The proportion of short-time side effects is substantially different between the control and the tested arm (57.6% vs. 32.3%, respectively), the estimated absolute difference in prevalence being 25.3% (95% CI 20.1–30.5%, P < 0.001). Differences in prevalence of axillary seroma (12.1%), axillary paresthesia or intercostobrachial nerve injury (17.6%), and pain on arm movement (13.9%) contributed greatly to this difference. A comparison regarding the prevalence of side effects between the 100 first consecutive patients included in each arm of the Milanese trial showed that axillary pain, paresthesias on the operated side, and alteration of arm mobility at 6 and 24 months were more frequent in the control than in the test arm [12]. In the NSABP B-32 trial, the 12-month ipsilateral arm symptom mean score was 3.6 in the control arm versus 2.5 in the test arm (P = 0.006) [15].

Conclusions

In the field of breast cancer without clinical node involvement or organ metastasis, the GF-GS01 trial is the second randomized trial in terms of number of women included in a comparison of axillary-lymph-node dissection restricted to SLN-positive patients with SLN biopsy followed by systematic axillary-lymph-node dissection.

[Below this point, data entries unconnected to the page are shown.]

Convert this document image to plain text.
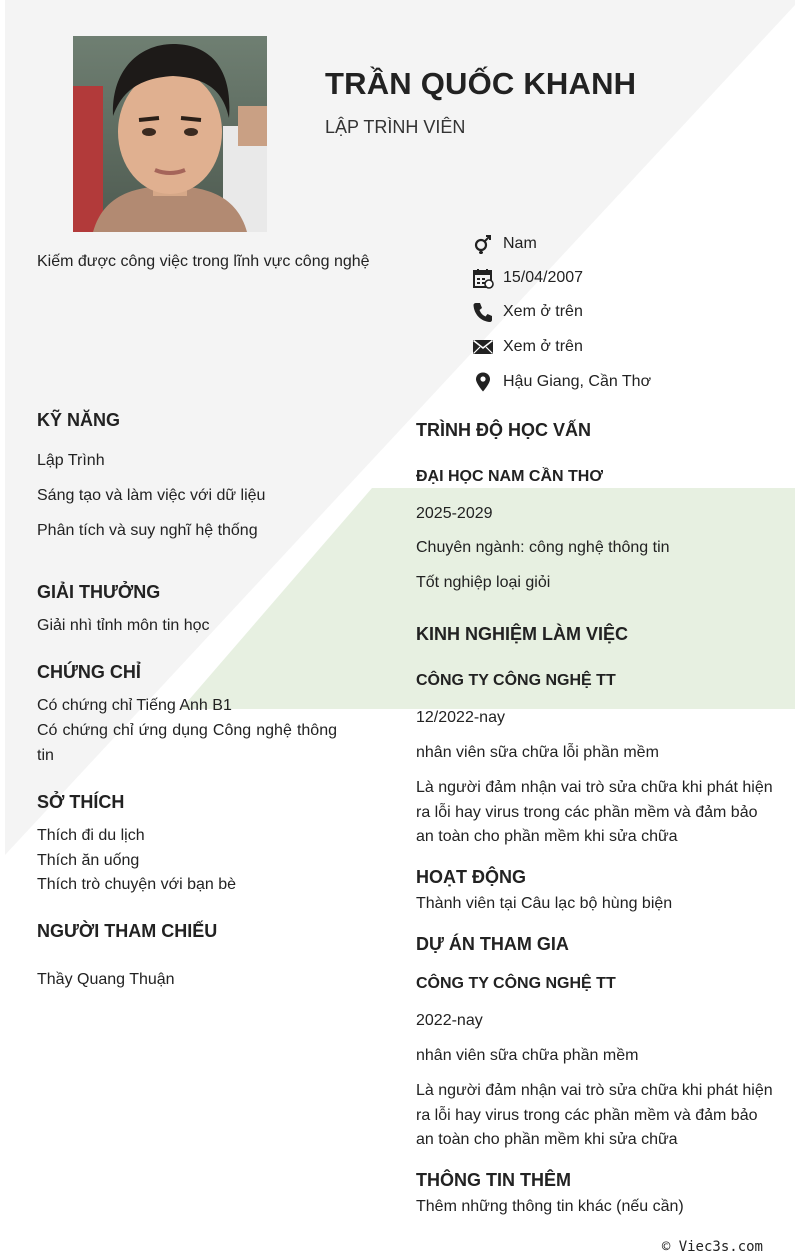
TRẦN QUỐC KHANH
LẬP TRÌNH VIÊN
Kiếm được công việc trong lĩnh vực công nghệ
Nam
15/04/2007
Xem ở trên
Xem ở trên
Hậu Giang, Cần Thơ
KỸ NĂNG
Lập Trình
Sáng tạo và làm việc với dữ liệu
Phân tích và suy nghĩ hệ thống
GIẢI THƯỞNG
Giải nhì tỉnh môn tin học
CHỨNG CHỈ
Có chứng chỉ Tiếng Anh B1
Có chứng chỉ ứng dụng Công nghệ thông tin
SỞ THÍCH
Thích đi du lịch
Thích ăn uống
Thích trò chuyện với bạn bè
NGƯỜI THAM CHIẾU
Thầy Quang Thuận
TRÌNH ĐỘ HỌC VẤN
ĐẠI HỌC NAM CẦN THƠ
2025-2029
Chuyên ngành: công nghệ thông tin
Tốt nghiệp loại giỏi
KINH NGHIỆM LÀM VIỆC
CÔNG TY CÔNG NGHỆ TT
12/2022-nay
nhân viên sữa chữa lỗi phần mềm
Là người đảm nhận vai trò sửa chữa khi phát hiện ra lỗi hay virus trong các phần mềm và đảm bảo an toàn cho phần mềm khi sửa chữa
HOẠT ĐỘNG
Thành viên tại Câu lạc bộ hùng biện
DỰ ÁN THAM GIA
CÔNG TY CÔNG NGHỆ TT
2022-nay
nhân viên sữa chữa phần mềm
Là người đảm nhận vai trò sửa chữa khi phát hiện ra lỗi hay virus trong các phần mềm và đảm bảo an toàn cho phần mềm khi sửa chữa
THÔNG TIN THÊM
Thêm những thông tin khác (nếu cần)
© Viec3s.com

This GF-GS01 trial confirms that the former procedure reduces the risk of severe short-time side effects attributable to systematic axillary dissection by 11.5%, without affecting the overall survival. Results from similar trials are welcome to provide a more accurate estimation of the effect size.

Data availability

The data that support the findings of this study are not publicly available. They are available on request after the agreement of the study scientific board.